Whenever I visit an art exhibition that is installed in what seems like someone’s home, I feel slightly uncomfortable, like I’m trespassing where I don’t quite belong, even in the case of having been invited, as I was last Friday invited by Yitong Wang to see her current pop-up show in Soho. This is, by the way, why I don’t mind spending time in the dreaded white cube: There at least it always feels to me to be about the art, and not about decoration, or status signaling, or about my presence being tolerated at the whim of some robber baron.
So, I stepped into the rather splendid apartment that houses Tong Art Advisory on Mercer Street and into a show of artists from Zimbabwe and was greeted by a woman joyously humping a dog. Okay. I’m good with that. The painting I saw is Wycliffe Mundopa’s “No Apologies Pt 1” (2020). Mundopa, who lives and works in Harare, has long worked on depicting the lives of women and children in Harare’s underprivileged neighborhoods. The figuration here is rough, but not naïve. The colors are garish, giving the woman a yellow nose, one cheek mauve and the other pink, red lips, and a bluish-green neck, and one aqua arm. She is holding the dog around its torso and delightfully pushing her pelvis into its back. Every creature here is fierce, including the woman. Mundopa is telling me that he’s interested in transgression, in giving us images of women that insinuate that there is way more possible that women are capable of than our popular culture versions of them allow. In a way the transgression in his pieces (there is also the larger group portrait “In the Dark of the Day” [2020]) make me relax a little. I imagine if the owner of the apartment were present, I could have conversation with whoever would gladly live with these images.

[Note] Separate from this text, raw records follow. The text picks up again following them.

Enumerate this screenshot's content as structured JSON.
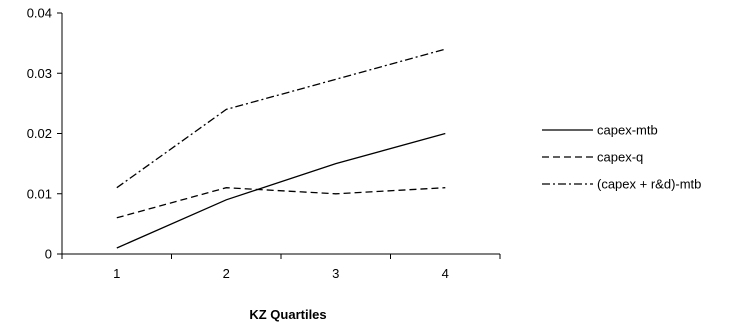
{
  "chart_data": {
    "type": "line",
    "title": "",
    "xlabel": "KZ Quartiles",
    "ylabel": "",
    "categories": [
      "1",
      "2",
      "3",
      "4"
    ],
    "ylim": [
      0,
      0.04
    ],
    "yticks": [
      "0",
      "0.01",
      "0.02",
      "0.03",
      "0.04"
    ],
    "grid": false,
    "legend_position": "right",
    "series": [
      {
        "name": "capex-mtb",
        "values": [
          0.001,
          0.009,
          0.015,
          0.02
        ],
        "dash": "solid"
      },
      {
        "name": "capex-q",
        "values": [
          0.006,
          0.011,
          0.01,
          0.011
        ],
        "dash": "dashed"
      },
      {
        "name": "(capex + r&d)-mtb",
        "values": [
          0.011,
          0.024,
          0.029,
          0.034
        ],
        "dash": "dashdot"
      }
    ]
  }
}
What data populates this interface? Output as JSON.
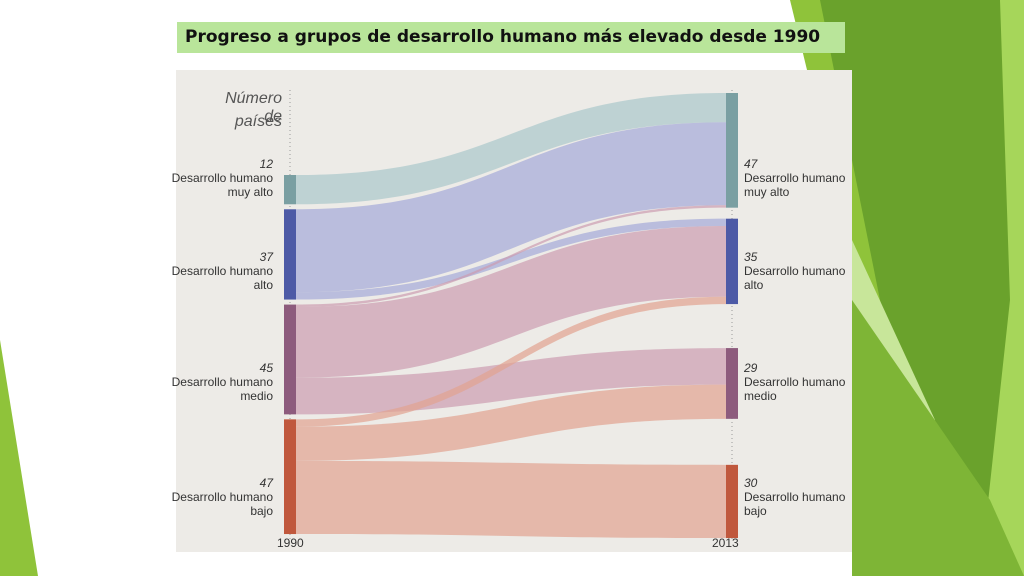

The other pieces that intrigue me are rather elegant lyrically abstract paintings of Helen Teede, who was born in Harare and makes her home there now, actively researches the land of Zimbabwe to inform her work. Her “Your Body is a Ship Part 1” (2021) gives me a feminine form carved out of the field that surrounds her by a sharp black line and a magenta interior. The whole canvas it shot through with cerulean tones and patches of white. But then the woman’s form emerges. She’s on hand and knees and her torso curves towards the floor supernaturally and her head is barely visible. But she emerges from the formal primordial soup through an act of the painter’s will. You can’t really stop women. You can suppress them for a time, but they always they will burst through, stitching themselves together from the raw materials at hand and then making their presence known and in that way flourishing.